Business meeting with engaged team

Mention the words “Top-down” and employees, organizations, and leaders start to cringe. Organizations are now designed to be flatter, leaner, less siloed, and more idea-driven. These are not a bad thing and certainly go a long way in promoting employee engagement, stronger retention, more creative ideas, and a more collaborative workplace.

However, even as we call for less hierarchy, the demands for leadership development are growing rapidly. Organizations are pushing to create leaders who can both inspire others and perform work in an exacting, ROI driven manner. This isn’t at odds obviously—leaders are needed to steer the ship and no organization can be truly flat—but the question is how to imbue the atmosphere of collegiality and relationships that empower employees while ensuring accountability is firmly intact.

In this case, top-down leadership can actually be the solution (not the hindrance that it is in other cases). I heard a great speech last night at an event in New York City put on by the local ATD chapter. It was entitled “Social Learning in Action” and the presenter, Nabeel Ahmad, from IBM and Columbia University, walked through the constantly shifting arena of social media and its role in the organization.

There were stats that stuck out—Facebook users would outnumber nearly every country’s population short of China, India and a few others; babies born have already been named Twitter, Like and Tweet—but what really stood out was a story he related that ties directly into corporate culture and engaging employees.

When IBM’s new CEO, Ginni Rometty, first took office in early 2012, she took not to email, but rather to her own blog page on the company’s vast social intranet, to welcome the 400,000+ employees. It was the first time that any high-level executive at the company had not used email or more traditional means to address the workforce and it signaled a strong commitment to pursuing collaborative, social media that the company was pushing.

And it worked…according to Ahmad, employee engagement to the video hit all-time highs and it propelled usage of employee social media at the company. In this case, top down leadership created employee buy-in, drove employee adoption and advanced the corporate culture.
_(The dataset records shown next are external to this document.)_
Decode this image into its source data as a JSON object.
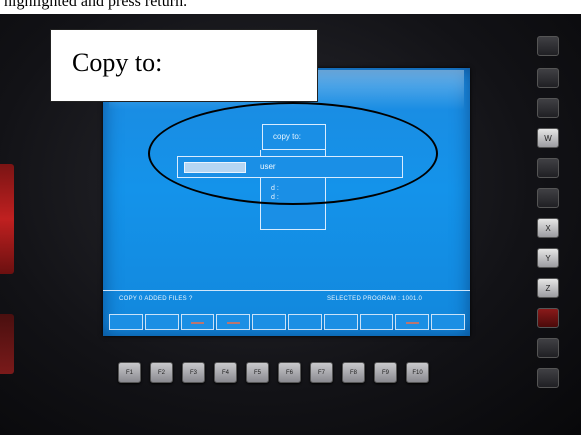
{
  "page_strip": {
    "text": "highlighted and press return."
  },
  "callout": {
    "label": "Copy to:"
  },
  "screen": {
    "dialog_title": "copy to:",
    "input_text": "user",
    "options": [
      "d :",
      "d :"
    ],
    "status_left": "COPY 0 ADDED FILES ?",
    "status_right": "SELECTED PROGRAM : 1001.0",
    "softkey_count": 10
  },
  "fkeys": [
    "F1",
    "F2",
    "F3",
    "F4",
    "F5",
    "F6",
    "F7",
    "F8",
    "F9",
    "F10"
  ],
  "right_keys": [
    "",
    "",
    "",
    "W",
    "",
    "",
    "X",
    "Y",
    "Z",
    "",
    "",
    ""
  ],
  "colors": {
    "screen_bg": "#1493ea",
    "annotation": "#000000"
  }
}
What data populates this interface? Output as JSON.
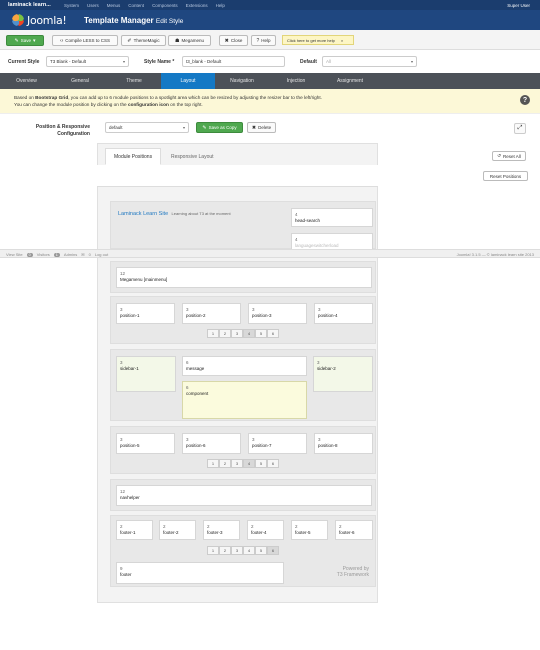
{
  "adminbar": {
    "site": "laminack learn...",
    "menu": [
      "System",
      "Users",
      "Menus",
      "Content",
      "Components",
      "Extensions",
      "Help"
    ],
    "user": "Super User"
  },
  "header": {
    "logo": "Joomla!",
    "title": "Template Manager",
    "subtitle": "Edit Style"
  },
  "toolbar": {
    "save": "Save",
    "compile": "Compile LESS to CSS",
    "thememagic": "ThemeMagic",
    "megamenu": "Megamenu",
    "close": "Close",
    "help": "Help",
    "note": "Click here to get more help",
    "note_close": "×"
  },
  "style_row": {
    "current_label": "Current Style",
    "current_value": "T3 Blank - Default",
    "name_label": "Style Name *",
    "name_value": "t3_blank - Default",
    "default_label": "Default",
    "default_value": "All"
  },
  "tabs": [
    "Overview",
    "General",
    "Theme",
    "Layout",
    "Navigation",
    "Injection",
    "Assignment"
  ],
  "active_tab": "Layout",
  "info": {
    "line1a": "Based on ",
    "line1b": "Bootstrap Grid",
    "line1c": ", you can add up to 6 module positions to a spotlight area which can be resized by adjusting the resizer bar to the left/right.",
    "line2a": "You can change the module position by clicking on the ",
    "line2b": "configuration icon",
    "line2c": " on the top right."
  },
  "position_config": {
    "label1": "Position & Responsive",
    "label2": "Configuration",
    "select": "default",
    "save_copy": "Save as Copy",
    "delete": "Delete"
  },
  "layout_tabs": {
    "positions": "Module Positions",
    "responsive": "Responsive Layout",
    "reset_all": "Reset All",
    "reset_positions": "Reset Positions"
  },
  "header_block": {
    "site_name": "Laminack Learn Site",
    "tagline": "Learning about T3 at the moment",
    "head_search_n": "4",
    "head_search": "head-search",
    "second_n": "4",
    "second": "languageswitcherload"
  },
  "statusbar": {
    "view_site": "View Site",
    "visitors_n": "0",
    "visitors": "Visitors",
    "admins_n": "1",
    "admins": "Admins",
    "messages_n": "0",
    "logout": "Log out",
    "right": "Joomla! 3.1.5 — © laminack learn site 2013"
  },
  "mainnav": {
    "n": "12",
    "label": "Megamenu [mainmenu]"
  },
  "spot1": {
    "items": [
      {
        "n": "3",
        "p": "position-1"
      },
      {
        "n": "3",
        "p": "position-2"
      },
      {
        "n": "3",
        "p": "position-3"
      },
      {
        "n": "3",
        "p": "position-4"
      }
    ],
    "pager": [
      "1",
      "2",
      "3",
      "4",
      "5",
      "6"
    ],
    "active": "4"
  },
  "main": {
    "sidebar1_n": "3",
    "sidebar1": "sidebar-1",
    "message_n": "6",
    "message": "message",
    "component_n": "6",
    "component": "component",
    "sidebar2_n": "3",
    "sidebar2": "sidebar-2"
  },
  "spot2": {
    "items": [
      {
        "n": "3",
        "p": "position-5"
      },
      {
        "n": "3",
        "p": "position-6"
      },
      {
        "n": "3",
        "p": "position-7"
      },
      {
        "n": "3",
        "p": "position-8"
      }
    ],
    "pager": [
      "1",
      "2",
      "3",
      "4",
      "5",
      "6"
    ],
    "active": "4"
  },
  "navhelper": {
    "n": "12",
    "label": "navhelper"
  },
  "footer_spot": {
    "items": [
      {
        "n": "2",
        "p": "footer-1"
      },
      {
        "n": "2",
        "p": "footer-2"
      },
      {
        "n": "2",
        "p": "footer-3"
      },
      {
        "n": "2",
        "p": "footer-4"
      },
      {
        "n": "2",
        "p": "footer-5"
      },
      {
        "n": "2",
        "p": "footer-6"
      }
    ],
    "pager": [
      "1",
      "2",
      "3",
      "4",
      "5",
      "6"
    ],
    "active": "6"
  },
  "footer": {
    "n": "9",
    "label": "footer",
    "powered1": "Powered by",
    "powered2": "T3 Framework"
  },
  "colors": {
    "accent": "#1479c5",
    "save_green": "#4fa84f",
    "header_blue": "#1f4780"
  }
}
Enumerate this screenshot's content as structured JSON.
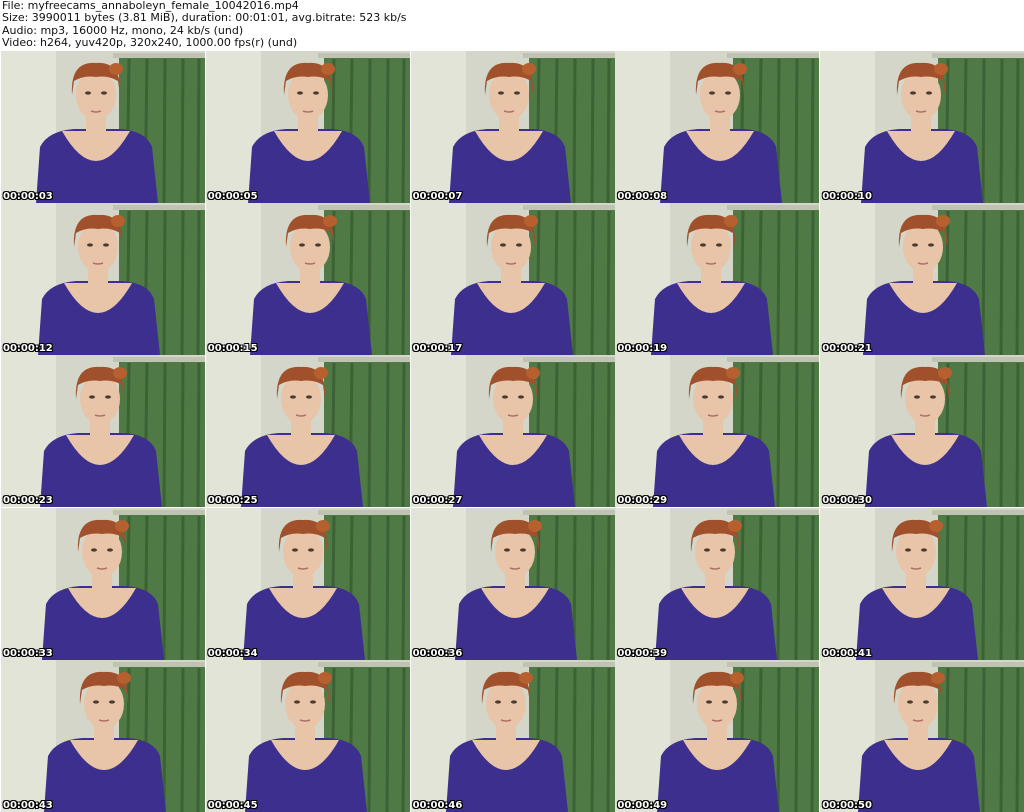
{
  "header": {
    "file": "File: myfreecams_annaboleyn_female_10042016.mp4",
    "size": "Size: 3990011 bytes (3.81 MiB), duration: 00:01:01, avg.bitrate: 523 kb/s",
    "audio": "Audio: mp3, 16000 Hz, mono, 24 kb/s (und)",
    "video": "Video: h264, yuv420p, 320x240, 1000.00 fps(r) (und)"
  },
  "thumbnails": [
    "00:00:03",
    "00:00:05",
    "00:00:07",
    "00:00:08",
    "00:00:10",
    "00:00:12",
    "00:00:15",
    "00:00:17",
    "00:00:19",
    "00:00:21",
    "00:00:23",
    "00:00:25",
    "00:00:27",
    "00:00:29",
    "00:00:30",
    "00:00:33",
    "00:00:34",
    "00:00:36",
    "00:00:39",
    "00:00:41",
    "00:00:43",
    "00:00:45",
    "00:00:46",
    "00:00:49",
    "00:00:50"
  ],
  "colors": {
    "wall": "#d3d6c8",
    "curtain": "#4f7a45",
    "curtain_dark": "#3c6135",
    "hair": "#a0502a",
    "skin": "#e8c4a8",
    "dress": "#3d2f8e"
  }
}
This goes beyond social media and technology of course. When your company is looking at how to develop corporate culture, do the following:

  1. Start at the Top – Ensure leadership is behind any initiative and that they demonstrate support for it.
  2. Put it into Action – Leaders who actually walk the walk and don’t just talk the talk are the most effective for developing strong corporate culture.
  3. Recognize Success – Leadership that recognizes how employees are embodying the culture will stoke more adoption and greater infusion of culture into the day-to-day work that drives performance.

Organizations shouldn’t shy away from being top-down as long as leaders are pushing the right ideas in the right ways.